Quelques chiffres – mais pas trop:

  • Plus de 166 500 tonnes de homard ont été pêchées dans ce grand territoire nautique en 2020-2021. Près des deux tiers de cette manne ont été débarqués au Canada (63%), le reste (37%) aux États-Unis.
  • Les pêcheurs de l’État du Maine sont responsables d’environ 80% du homard capturé aux États-Unis. Le crustacé y est tellement abondant que la saison de pêche est ouverte toute l’année, même pendant la mue, ce qui serait un sacrilège au Canada.
  • Si les pêcheurs du Maine sont les champions américains du homard, ceux du Sud-Ouest de la Nouvelle-Écosse volent nettement la vedette au Canada.
  • Dans la seule zone 34 (qui couvre la pointe Sud-Ouest de la province), on y a capturé plus de 20 000 tonnes de homard en 2020-2021, soit un homard sur cinq qui a été débarqué au Canada. Depuis 1980, les captures dans cette zone bénie des dieux ont augmenté de 600%!
  • Parmi les quelque 1000 pêcheurs de cette zone, de nombreux loups de mer sont Acadiens et viennent des régions de Clare et d’Argyle en Nouvelle-Écosse.

Un gars, une fille?

Entre les deux genres de homard, le cœur des consommateurs balance. Comment faire la différence?

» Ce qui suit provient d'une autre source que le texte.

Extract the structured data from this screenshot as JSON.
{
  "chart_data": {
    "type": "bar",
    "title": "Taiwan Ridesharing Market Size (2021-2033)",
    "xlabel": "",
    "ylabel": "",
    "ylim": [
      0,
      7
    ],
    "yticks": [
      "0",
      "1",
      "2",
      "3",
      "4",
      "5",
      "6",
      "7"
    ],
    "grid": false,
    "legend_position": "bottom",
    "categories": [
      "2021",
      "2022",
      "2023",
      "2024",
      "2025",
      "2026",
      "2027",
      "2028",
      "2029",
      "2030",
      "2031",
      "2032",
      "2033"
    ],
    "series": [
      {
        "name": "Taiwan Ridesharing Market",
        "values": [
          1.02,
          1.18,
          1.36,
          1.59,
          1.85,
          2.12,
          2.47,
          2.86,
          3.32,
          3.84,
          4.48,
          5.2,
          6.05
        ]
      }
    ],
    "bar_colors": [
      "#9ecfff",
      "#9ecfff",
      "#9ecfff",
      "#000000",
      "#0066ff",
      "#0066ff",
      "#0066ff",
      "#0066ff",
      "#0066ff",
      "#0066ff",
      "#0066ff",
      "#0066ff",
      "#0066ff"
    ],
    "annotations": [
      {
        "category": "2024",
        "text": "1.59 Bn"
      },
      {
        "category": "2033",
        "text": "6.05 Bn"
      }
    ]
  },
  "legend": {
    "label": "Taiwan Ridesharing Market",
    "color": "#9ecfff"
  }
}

Sous la queue – ou l’abdomen, pour les puristes – il y a cinq paires de trucs – ou petites excroissances pour être plus précis – qui ressemblent à des nageoires. Pour tout vous dire, ce sont des pléopodes.

Chez le mâle, la paire la plus près du thorax est plus grosse et elle est dure. Chez la femelle, elle est molle.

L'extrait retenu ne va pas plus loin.